SPECIAL REPORT VARIABLE DATA PRINTING -- 1-to-1 Drives Campaigns
While Williamson did not have any hard figures, other experts note that a typical response rate is 3 percent to 5 percent for a for a static direct mail piece with little to no personalization. By contrast, response rates of 20 percent to 25 percent have been realized from VDP-based programs.
"VDP isn't for every one of our accounts," Williamson cautions. "We look at a client's business model to find out what they want to achieve from their direct marketing efforts. We do a lot of focus groups—really look at the companies before we approach them or design a program for them. If we don't feel it's right for them, we won't take them down the (VDP) path."
It is more expensive than conventional printing, and there are some compromises that need to be made, such as size, she adds. "Most importantly, that client has to have a product or service that can absorb the slight increase in cost per piece. They get the value on the back end, when they're increasing sales or services. You have to be able to provide that ROI to them. Otherwise, it doesn't work."

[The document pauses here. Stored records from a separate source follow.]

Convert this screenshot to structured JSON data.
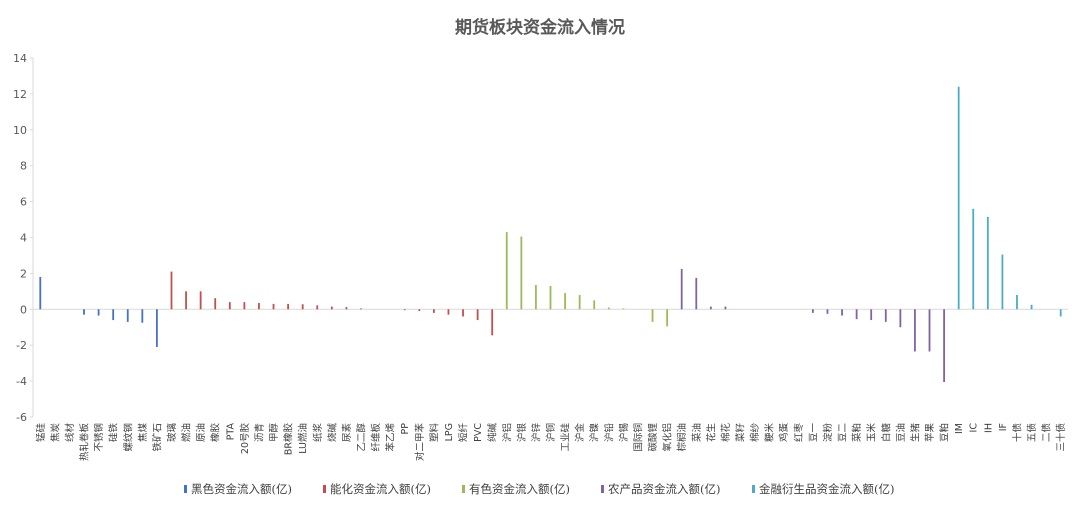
{
  "chart_data": {
    "type": "bar",
    "title": "期货板块资金流入情况",
    "xlabel": "",
    "ylabel": "",
    "ylim": [
      -6,
      14
    ],
    "yticks": [
      -6,
      -4,
      -2,
      0,
      2,
      4,
      6,
      8,
      10,
      12,
      14
    ],
    "grid": false,
    "legend_position": "bottom",
    "series": [
      {
        "name": "黑色资金流入额(亿)",
        "color": "#4472C4",
        "data": [
          [
            "锰硅",
            1.8
          ],
          [
            "焦炭",
            0.0
          ],
          [
            "线材",
            0.0
          ],
          [
            "热轧卷板",
            -0.3
          ],
          [
            "不锈钢",
            -0.35
          ],
          [
            "硅铁",
            -0.6
          ],
          [
            "螺纹钢",
            -0.7
          ],
          [
            "焦煤",
            -0.75
          ],
          [
            "铁矿石",
            -2.1
          ]
        ]
      },
      {
        "name": "能化资金流入额(亿)",
        "color": "#C0504D",
        "data": [
          [
            "玻璃",
            2.1
          ],
          [
            "燃油",
            1.0
          ],
          [
            "原油",
            1.0
          ],
          [
            "橡胶",
            0.62
          ],
          [
            "PTA",
            0.4
          ],
          [
            "20号胶",
            0.4
          ],
          [
            "沥青",
            0.35
          ],
          [
            "甲醇",
            0.3
          ],
          [
            "BR橡胶",
            0.3
          ],
          [
            "LU燃油",
            0.28
          ],
          [
            "纸浆",
            0.22
          ],
          [
            "烧碱",
            0.15
          ],
          [
            "尿素",
            0.12
          ],
          [
            "乙二醇",
            0.05
          ],
          [
            "纤维板",
            0.0
          ],
          [
            "苯乙烯",
            0.0
          ],
          [
            "PP",
            -0.05
          ],
          [
            "对二甲苯",
            -0.1
          ],
          [
            "塑料",
            -0.2
          ],
          [
            "LPG",
            -0.3
          ],
          [
            "短纤",
            -0.4
          ],
          [
            "PVC",
            -0.6
          ],
          [
            "纯碱",
            -1.45
          ]
        ]
      },
      {
        "name": "有色资金流入额(亿)",
        "color": "#9BBB59",
        "data": [
          [
            "沪铝",
            4.3
          ],
          [
            "沪银",
            4.05
          ],
          [
            "沪锌",
            1.35
          ],
          [
            "沪铜",
            1.3
          ],
          [
            "工业硅",
            0.9
          ],
          [
            "沪金",
            0.8
          ],
          [
            "沪镍",
            0.5
          ],
          [
            "沪铅",
            0.1
          ],
          [
            "沪锡",
            0.05
          ],
          [
            "国际铜",
            0.0
          ],
          [
            "碳酸锂",
            -0.7
          ],
          [
            "氧化铝",
            -0.95
          ]
        ]
      },
      {
        "name": "农产品资金流入额(亿)",
        "color": "#8064A2",
        "data": [
          [
            "棕榈油",
            2.25
          ],
          [
            "菜油",
            1.75
          ],
          [
            "花生",
            0.15
          ],
          [
            "棉花",
            0.15
          ],
          [
            "菜籽",
            0.0
          ],
          [
            "棉纱",
            0.0
          ],
          [
            "粳米",
            0.0
          ],
          [
            "鸡蛋",
            0.0
          ],
          [
            "红枣",
            0.0
          ],
          [
            "豆一",
            -0.2
          ],
          [
            "淀粉",
            -0.25
          ],
          [
            "豆二",
            -0.35
          ],
          [
            "菜粕",
            -0.55
          ],
          [
            "玉米",
            -0.6
          ],
          [
            "白糖",
            -0.7
          ],
          [
            "豆油",
            -1.0
          ],
          [
            "生猪",
            -2.35
          ],
          [
            "苹果",
            -2.35
          ],
          [
            "豆粕",
            -4.05
          ]
        ]
      },
      {
        "name": "金融衍生品资金流入额(亿)",
        "color": "#4BACC6",
        "data": [
          [
            "IM",
            12.4
          ],
          [
            "IC",
            5.6
          ],
          [
            "IH",
            5.15
          ],
          [
            "IF",
            3.05
          ],
          [
            "十债",
            0.8
          ],
          [
            "五债",
            0.25
          ],
          [
            "二债",
            0.0
          ],
          [
            "三十债",
            -0.4
          ]
        ]
      }
    ]
  }
}
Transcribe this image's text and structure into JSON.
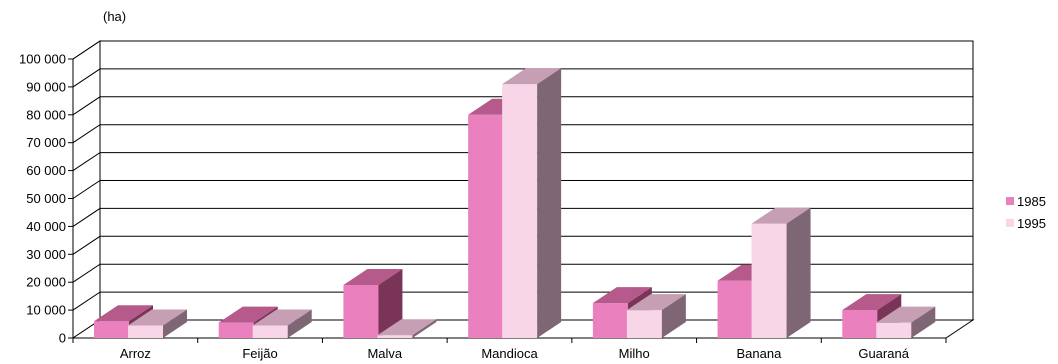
{
  "chart_data": {
    "type": "bar",
    "unit_label": "(ha)",
    "categories": [
      "Arroz",
      "Feijão",
      "Malva",
      "Mandioca",
      "Milho",
      "Banana",
      "Guaraná"
    ],
    "series": [
      {
        "name": "1985",
        "values": [
          6000,
          5500,
          19000,
          80000,
          12500,
          20500,
          10000
        ],
        "colors": {
          "front": "#EA80BD",
          "top": "#B55A8B",
          "side": "#7A3457"
        }
      },
      {
        "name": "1995",
        "values": [
          4500,
          4500,
          1000,
          91000,
          10000,
          41000,
          5500
        ],
        "colors": {
          "front": "#F9D5E8",
          "top": "#C69FB4",
          "side": "#7E6674"
        }
      }
    ],
    "ylim": [
      0,
      100000
    ],
    "yticks": [
      "0",
      "10 000",
      "20 000",
      "30 000",
      "40 000",
      "50 000",
      "60 000",
      "70 000",
      "80 000",
      "90 000",
      "100 000"
    ],
    "grid": true,
    "legend_position": "right"
  }
}
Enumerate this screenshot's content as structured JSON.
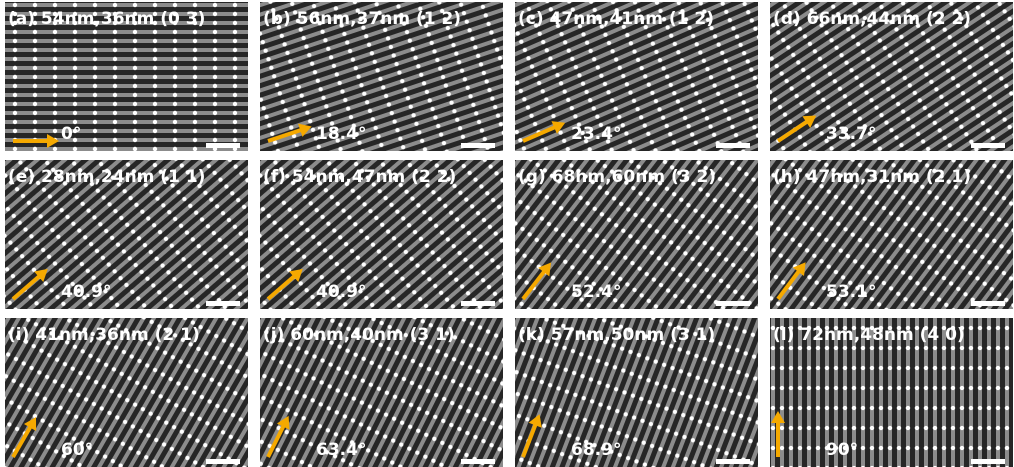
{
  "panels": [
    {
      "label": "(a) 54nm,36nm (0 3)",
      "angle": "0°"
    },
    {
      "label": "(b) 56nm,37nm (1 2)",
      "angle": "18.4°"
    },
    {
      "label": "(c) 47nm,41nm (1 2)",
      "angle": "23.4°"
    },
    {
      "label": "(d) 66nm,44nm (2 2)",
      "angle": "33.7°"
    },
    {
      "label": "(e) 28nm,24nm (1 1)",
      "angle": "40.9°"
    },
    {
      "label": "(f) 54nm,47nm (2 2)",
      "angle": "40.9°"
    },
    {
      "label": "(g) 68nm,60nm (3 2)",
      "angle": "52.4°"
    },
    {
      "label": "(h) 47nm,31nm (2 1)",
      "angle": "53.1°"
    },
    {
      "label": "(i) 41nm,36nm (2 1)",
      "angle": "60°"
    },
    {
      "label": "(j) 60nm,40nm (3 1)",
      "angle": "63.4°"
    },
    {
      "label": "(k) 57nm,50nm (3 1)",
      "angle": "68.9°"
    },
    {
      "label": "(l) 72nm,48nm (4 0)",
      "angle": "90°"
    }
  ]
}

The market types that are initially most favorable to VDP-driven programs, according to Williamson, are loyalty-based campaigns, including automotive, casino/gaming, alcohol and tobacco. Loyalty retention is a critical aspect, as is a budget to support the campaign. High-volume mailers who are used to getting their goods for a mere pennies per piece may find this commitment impractical, even with the cost savings accrued because of less waste with VDP.
Due to the complexity and precision of variable data jobs, Rapp Collins is very demanding of its digital print vendors. Williamson has qualified a handful of printers and triple bids out all VDP jobs, regardless of whether they're ad hoc or continuous work. With an ongoing program, Rapp Collins needs the stability of a yearly contract.